Pandemic Precedence: 2 Years Since It Began

COVID-19 two year anniversary, how does this pandemic differ from the last one Hamline has experienced?


Nathan Steeves, Guest Columnist

On the anniversary of the start of COVID-19 in the United States, I’d like to look back. Two years ago in March 2020, students went on spring break only to be told they would not be returning in person. For many, this transition was a hard one. Going online, being forced out of the dorms all while managing the change that comes with a global pandemic. While not discounting the experiences of students going through this pandemic, Hamline University has gone through something similar before and ended up on the other side. 

Back in February 1918, the world was afflicted with the influenza pandemic. According to the CDC, the influenza pandemic afflicted an estimated 500 million people around the world with an estimated 50 million deaths. With the advancements in technology, students were able to continue classes remotely during COVID-19, but during the influenza pandemic, students were still expected to be in class. 

According to the 1918 Hamline Catalog, students were given 3 absences before professors were able to give the student a special assessment. After 5 absences, for any reason, the student was dropped from the course with an F grade. This policy was continued through 1920. Even with this attendance policy, the Oracle reported on March 24, 1922, there were no deaths due to the influenza pandemic. 

However, the Editor in Chief of the Oracle, Everett B. Sackett class of 1923, focused on the one-dollar doctor examination fee. During the pandemic, there was a one-dollar examination fee introduced for every time a man needed to be examined by the doctor. Also introduced was a one-time fee of two dollars for women to see the nurses. That one dollar fee is approximately sixteen dollars now.

Fortunately for students in 1918, the total semester cost was estimated to be $264 which is approximately $3,745 today or $7,490 per year, whereas tuition for students in 2022 is approximately fifty-one thousand dollars per year for an on-campus student. The average college graduate in 1918 earned $5,762 which is $81,738 today compared to today’s average starting salary of $43,000. It seems that while students had to attend class during the influenza pandemic,  students now carry a much larger financial burden. Not only is tuition six and a half times more when accounting for inflation, but Hamline University has also raised tuition five percent annually during the COVID-19 pandemic, compared to tuition being decreased by twenty-three percent after the first year of the influenza pandemic and one and a half percent increase after the second year of the pandemic. So, why has Hamline increased tuition during an already challenging time when in the past tuition was decreased?

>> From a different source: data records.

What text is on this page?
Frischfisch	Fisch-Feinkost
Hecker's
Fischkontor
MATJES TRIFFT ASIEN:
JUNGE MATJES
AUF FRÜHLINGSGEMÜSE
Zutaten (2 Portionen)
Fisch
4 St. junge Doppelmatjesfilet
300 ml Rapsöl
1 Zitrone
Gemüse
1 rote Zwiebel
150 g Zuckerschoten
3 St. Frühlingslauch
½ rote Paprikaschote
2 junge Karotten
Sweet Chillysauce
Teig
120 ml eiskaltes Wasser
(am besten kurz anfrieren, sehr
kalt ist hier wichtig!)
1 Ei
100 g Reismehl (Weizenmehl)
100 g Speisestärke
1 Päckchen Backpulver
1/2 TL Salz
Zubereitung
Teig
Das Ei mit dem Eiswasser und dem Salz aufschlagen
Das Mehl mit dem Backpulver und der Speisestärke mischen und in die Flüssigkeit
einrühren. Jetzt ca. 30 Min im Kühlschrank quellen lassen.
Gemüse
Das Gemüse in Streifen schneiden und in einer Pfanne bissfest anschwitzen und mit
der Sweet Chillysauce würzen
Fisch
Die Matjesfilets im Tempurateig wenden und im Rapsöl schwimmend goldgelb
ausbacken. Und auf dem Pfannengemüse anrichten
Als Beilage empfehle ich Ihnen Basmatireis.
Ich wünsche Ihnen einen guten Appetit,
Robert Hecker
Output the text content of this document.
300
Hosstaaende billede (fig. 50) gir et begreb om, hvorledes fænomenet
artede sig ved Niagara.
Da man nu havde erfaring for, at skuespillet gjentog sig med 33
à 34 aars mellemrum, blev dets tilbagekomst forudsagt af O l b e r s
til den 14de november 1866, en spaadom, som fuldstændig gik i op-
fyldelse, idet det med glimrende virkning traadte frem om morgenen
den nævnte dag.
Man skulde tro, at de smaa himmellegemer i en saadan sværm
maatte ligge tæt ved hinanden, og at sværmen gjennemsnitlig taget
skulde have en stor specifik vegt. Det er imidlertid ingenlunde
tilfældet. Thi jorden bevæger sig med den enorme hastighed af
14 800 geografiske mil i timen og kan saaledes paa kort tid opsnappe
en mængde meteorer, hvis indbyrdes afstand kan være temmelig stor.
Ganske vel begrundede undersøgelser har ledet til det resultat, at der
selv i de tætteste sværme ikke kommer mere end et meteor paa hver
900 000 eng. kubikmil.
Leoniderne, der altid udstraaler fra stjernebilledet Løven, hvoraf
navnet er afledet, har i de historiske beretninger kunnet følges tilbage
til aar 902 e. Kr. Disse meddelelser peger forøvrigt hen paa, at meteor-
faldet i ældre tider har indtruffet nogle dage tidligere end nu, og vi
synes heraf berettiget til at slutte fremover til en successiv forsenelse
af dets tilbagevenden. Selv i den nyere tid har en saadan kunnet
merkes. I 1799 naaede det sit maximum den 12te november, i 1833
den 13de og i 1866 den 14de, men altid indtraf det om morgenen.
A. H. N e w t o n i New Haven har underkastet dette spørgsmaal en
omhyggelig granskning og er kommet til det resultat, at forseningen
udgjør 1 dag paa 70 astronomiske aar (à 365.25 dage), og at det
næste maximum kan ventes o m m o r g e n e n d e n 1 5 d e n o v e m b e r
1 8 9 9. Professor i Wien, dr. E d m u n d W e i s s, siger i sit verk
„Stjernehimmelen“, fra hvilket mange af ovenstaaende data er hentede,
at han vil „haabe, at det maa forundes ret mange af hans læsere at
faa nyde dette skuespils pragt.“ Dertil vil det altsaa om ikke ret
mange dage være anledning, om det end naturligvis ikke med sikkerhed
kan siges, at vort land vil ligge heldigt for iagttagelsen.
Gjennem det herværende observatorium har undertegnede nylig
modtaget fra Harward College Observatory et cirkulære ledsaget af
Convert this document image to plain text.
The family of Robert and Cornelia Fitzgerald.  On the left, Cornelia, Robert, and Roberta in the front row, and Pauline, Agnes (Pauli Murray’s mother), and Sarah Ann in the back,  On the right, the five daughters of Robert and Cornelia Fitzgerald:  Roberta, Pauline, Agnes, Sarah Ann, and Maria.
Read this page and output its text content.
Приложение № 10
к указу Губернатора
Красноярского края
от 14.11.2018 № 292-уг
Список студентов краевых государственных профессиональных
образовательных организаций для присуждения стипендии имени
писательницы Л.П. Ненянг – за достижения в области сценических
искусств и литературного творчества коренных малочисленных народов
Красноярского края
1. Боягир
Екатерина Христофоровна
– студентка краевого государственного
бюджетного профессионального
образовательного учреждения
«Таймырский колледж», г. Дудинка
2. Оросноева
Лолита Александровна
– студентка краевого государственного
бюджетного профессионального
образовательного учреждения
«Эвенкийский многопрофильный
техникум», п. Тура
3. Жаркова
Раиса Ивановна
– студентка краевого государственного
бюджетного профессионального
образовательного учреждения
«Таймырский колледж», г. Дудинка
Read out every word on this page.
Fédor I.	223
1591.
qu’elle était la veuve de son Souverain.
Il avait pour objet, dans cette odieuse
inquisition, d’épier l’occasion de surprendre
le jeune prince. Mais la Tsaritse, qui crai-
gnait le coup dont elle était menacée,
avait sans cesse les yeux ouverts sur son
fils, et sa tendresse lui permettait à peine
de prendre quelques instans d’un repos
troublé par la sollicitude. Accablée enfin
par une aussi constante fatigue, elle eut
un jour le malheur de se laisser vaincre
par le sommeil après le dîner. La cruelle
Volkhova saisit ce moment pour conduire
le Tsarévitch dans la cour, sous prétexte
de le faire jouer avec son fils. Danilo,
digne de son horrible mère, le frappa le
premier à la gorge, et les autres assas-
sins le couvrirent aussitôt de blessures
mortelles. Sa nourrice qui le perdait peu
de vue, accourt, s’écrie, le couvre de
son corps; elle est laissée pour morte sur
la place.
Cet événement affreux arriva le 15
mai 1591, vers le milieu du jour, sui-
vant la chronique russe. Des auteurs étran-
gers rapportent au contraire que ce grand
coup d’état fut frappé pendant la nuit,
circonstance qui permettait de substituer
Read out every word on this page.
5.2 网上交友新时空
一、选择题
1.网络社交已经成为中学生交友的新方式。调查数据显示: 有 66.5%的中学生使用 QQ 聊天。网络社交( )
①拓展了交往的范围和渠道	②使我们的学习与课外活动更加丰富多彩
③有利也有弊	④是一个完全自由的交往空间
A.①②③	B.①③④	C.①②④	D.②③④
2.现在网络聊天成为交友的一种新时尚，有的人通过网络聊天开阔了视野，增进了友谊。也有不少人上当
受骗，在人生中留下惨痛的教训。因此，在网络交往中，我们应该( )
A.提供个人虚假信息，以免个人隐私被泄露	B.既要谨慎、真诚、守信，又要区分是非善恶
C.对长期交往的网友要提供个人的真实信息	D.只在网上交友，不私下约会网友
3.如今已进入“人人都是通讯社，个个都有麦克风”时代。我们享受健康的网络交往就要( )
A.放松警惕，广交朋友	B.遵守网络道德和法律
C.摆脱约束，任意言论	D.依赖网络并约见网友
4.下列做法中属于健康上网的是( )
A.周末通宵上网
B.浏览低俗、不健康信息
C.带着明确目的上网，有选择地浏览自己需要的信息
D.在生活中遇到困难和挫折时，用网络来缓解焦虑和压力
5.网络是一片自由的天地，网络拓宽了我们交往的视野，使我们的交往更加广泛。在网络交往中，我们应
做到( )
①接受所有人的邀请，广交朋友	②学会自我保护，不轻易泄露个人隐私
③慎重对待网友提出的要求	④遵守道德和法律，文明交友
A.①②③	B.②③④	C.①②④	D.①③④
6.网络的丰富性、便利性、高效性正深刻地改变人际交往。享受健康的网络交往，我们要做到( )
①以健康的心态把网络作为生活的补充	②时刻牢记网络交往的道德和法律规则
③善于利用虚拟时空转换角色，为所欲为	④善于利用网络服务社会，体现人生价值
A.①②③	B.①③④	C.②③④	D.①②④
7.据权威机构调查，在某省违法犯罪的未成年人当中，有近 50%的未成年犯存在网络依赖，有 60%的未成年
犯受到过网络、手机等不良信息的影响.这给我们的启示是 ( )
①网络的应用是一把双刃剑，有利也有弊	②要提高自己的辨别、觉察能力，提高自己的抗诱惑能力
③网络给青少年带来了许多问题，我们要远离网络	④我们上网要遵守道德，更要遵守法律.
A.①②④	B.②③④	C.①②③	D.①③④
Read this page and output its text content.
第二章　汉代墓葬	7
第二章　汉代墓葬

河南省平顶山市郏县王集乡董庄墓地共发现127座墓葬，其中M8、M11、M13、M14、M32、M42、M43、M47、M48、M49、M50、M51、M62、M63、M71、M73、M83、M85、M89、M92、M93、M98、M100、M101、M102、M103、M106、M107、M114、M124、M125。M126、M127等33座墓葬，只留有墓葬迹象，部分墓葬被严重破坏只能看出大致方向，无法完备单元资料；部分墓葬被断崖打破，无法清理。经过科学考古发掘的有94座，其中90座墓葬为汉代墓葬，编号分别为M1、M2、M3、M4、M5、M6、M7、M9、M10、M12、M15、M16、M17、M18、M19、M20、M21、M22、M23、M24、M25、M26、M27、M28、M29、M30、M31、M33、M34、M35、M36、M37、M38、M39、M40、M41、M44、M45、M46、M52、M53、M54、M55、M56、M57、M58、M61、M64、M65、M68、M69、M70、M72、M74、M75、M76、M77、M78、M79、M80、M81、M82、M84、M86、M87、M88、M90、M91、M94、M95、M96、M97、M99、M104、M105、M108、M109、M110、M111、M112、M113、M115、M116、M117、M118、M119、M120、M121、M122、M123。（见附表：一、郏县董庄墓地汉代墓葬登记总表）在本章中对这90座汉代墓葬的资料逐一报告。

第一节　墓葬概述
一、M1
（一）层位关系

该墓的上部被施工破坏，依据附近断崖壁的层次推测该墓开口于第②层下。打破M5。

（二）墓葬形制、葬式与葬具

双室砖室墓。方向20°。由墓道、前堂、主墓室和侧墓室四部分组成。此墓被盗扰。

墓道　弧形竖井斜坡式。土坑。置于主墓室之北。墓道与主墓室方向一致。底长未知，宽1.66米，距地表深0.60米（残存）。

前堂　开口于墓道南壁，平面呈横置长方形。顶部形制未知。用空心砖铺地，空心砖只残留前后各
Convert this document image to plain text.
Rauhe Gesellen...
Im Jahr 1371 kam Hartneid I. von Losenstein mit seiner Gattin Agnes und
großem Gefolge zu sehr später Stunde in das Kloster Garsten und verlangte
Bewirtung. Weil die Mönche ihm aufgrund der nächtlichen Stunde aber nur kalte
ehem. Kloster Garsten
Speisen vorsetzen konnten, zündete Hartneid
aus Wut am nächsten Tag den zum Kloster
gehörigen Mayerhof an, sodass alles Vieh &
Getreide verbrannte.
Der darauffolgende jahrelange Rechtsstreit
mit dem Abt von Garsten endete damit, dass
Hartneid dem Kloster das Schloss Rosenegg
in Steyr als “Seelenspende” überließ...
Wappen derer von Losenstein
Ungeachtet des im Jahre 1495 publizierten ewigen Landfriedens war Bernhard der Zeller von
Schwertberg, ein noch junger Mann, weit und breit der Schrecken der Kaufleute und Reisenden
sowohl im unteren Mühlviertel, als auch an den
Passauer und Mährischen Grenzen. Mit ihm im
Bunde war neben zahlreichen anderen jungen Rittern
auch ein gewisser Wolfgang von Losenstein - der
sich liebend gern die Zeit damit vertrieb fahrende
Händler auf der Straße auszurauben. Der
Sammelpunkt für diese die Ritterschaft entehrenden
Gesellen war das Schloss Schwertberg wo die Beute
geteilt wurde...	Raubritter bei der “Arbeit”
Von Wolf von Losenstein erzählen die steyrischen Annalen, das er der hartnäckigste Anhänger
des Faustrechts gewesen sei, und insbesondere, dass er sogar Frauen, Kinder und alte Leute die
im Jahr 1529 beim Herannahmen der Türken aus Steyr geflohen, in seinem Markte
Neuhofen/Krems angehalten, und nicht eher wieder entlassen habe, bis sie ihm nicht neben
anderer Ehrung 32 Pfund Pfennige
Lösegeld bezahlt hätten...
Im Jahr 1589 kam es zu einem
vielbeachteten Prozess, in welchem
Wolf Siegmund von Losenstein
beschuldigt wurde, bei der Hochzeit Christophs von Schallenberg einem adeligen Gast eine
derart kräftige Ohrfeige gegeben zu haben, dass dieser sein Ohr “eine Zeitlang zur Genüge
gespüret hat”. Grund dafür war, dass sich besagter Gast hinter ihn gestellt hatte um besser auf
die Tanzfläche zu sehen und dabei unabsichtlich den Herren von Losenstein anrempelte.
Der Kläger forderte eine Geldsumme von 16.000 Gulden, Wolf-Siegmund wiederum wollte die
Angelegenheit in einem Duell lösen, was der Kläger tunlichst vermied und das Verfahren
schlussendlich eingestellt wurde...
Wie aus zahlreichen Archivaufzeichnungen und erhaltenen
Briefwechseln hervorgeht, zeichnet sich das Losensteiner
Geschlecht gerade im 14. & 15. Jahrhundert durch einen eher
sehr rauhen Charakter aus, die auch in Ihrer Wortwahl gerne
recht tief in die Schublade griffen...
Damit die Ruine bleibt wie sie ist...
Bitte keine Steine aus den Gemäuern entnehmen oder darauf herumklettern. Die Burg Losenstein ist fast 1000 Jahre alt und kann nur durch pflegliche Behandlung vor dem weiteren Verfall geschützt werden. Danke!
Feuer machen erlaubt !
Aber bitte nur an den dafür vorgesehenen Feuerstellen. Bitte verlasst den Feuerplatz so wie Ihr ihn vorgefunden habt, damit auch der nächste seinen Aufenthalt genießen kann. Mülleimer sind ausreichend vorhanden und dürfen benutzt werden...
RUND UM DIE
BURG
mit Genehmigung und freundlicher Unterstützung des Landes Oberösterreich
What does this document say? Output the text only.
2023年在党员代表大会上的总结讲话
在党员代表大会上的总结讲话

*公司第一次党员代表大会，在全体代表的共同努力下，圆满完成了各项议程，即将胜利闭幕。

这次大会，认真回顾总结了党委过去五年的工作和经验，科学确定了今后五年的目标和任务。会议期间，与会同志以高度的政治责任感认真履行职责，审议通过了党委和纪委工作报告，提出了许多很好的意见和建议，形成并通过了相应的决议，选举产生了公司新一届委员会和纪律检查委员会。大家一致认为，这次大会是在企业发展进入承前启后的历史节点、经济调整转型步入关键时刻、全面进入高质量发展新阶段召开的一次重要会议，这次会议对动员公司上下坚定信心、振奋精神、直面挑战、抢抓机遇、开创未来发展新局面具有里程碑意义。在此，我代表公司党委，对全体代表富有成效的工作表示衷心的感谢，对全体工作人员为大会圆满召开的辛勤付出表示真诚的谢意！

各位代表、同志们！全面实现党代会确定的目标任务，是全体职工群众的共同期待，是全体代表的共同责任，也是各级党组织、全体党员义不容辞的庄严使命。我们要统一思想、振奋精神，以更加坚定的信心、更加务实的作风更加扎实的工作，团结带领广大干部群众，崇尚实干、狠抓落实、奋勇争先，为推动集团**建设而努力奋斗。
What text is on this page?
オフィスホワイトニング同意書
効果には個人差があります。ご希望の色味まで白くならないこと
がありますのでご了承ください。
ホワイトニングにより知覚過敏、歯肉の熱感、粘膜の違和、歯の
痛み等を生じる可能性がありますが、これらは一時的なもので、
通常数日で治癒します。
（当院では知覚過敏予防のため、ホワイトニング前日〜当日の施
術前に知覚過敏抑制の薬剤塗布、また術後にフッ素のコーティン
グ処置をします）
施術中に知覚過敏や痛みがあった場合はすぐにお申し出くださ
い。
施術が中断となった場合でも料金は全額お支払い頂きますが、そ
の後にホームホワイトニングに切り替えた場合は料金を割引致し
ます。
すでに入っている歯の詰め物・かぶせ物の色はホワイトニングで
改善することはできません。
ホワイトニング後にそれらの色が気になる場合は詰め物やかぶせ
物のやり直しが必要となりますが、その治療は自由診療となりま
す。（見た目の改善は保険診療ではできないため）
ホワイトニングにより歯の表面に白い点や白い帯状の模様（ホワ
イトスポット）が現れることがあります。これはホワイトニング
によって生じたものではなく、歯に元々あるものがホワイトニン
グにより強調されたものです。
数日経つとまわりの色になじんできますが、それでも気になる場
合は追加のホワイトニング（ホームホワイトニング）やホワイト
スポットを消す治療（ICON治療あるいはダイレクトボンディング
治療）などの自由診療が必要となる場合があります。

I believe that Hamline is using COVID-19 as an excuse to raise tuition. While enrollment is down, so is total institution expenses. The amount of staff and programs are decreasing and our endowment is getting bigger. From 2019 to 2021 the endowment grew thirty eight million dollars which is about a twenty seven percent increase, yet the amount of aid given out only increased by three percent. That three percent aid increase does not even cover the increase of tuition making Hamline even less accessible for lower income students. Three thousand people were admitted to Hamline in the 2020-2021 school year. That means that three thousand plus people applied to Hamline yet only four hundred and fifty five people enrolled. Do people really not want to go to college anymore or do they just not want to go to Hamline? Hamline might not go bankrupt but if they continue this trend there will be a big endowment with no students.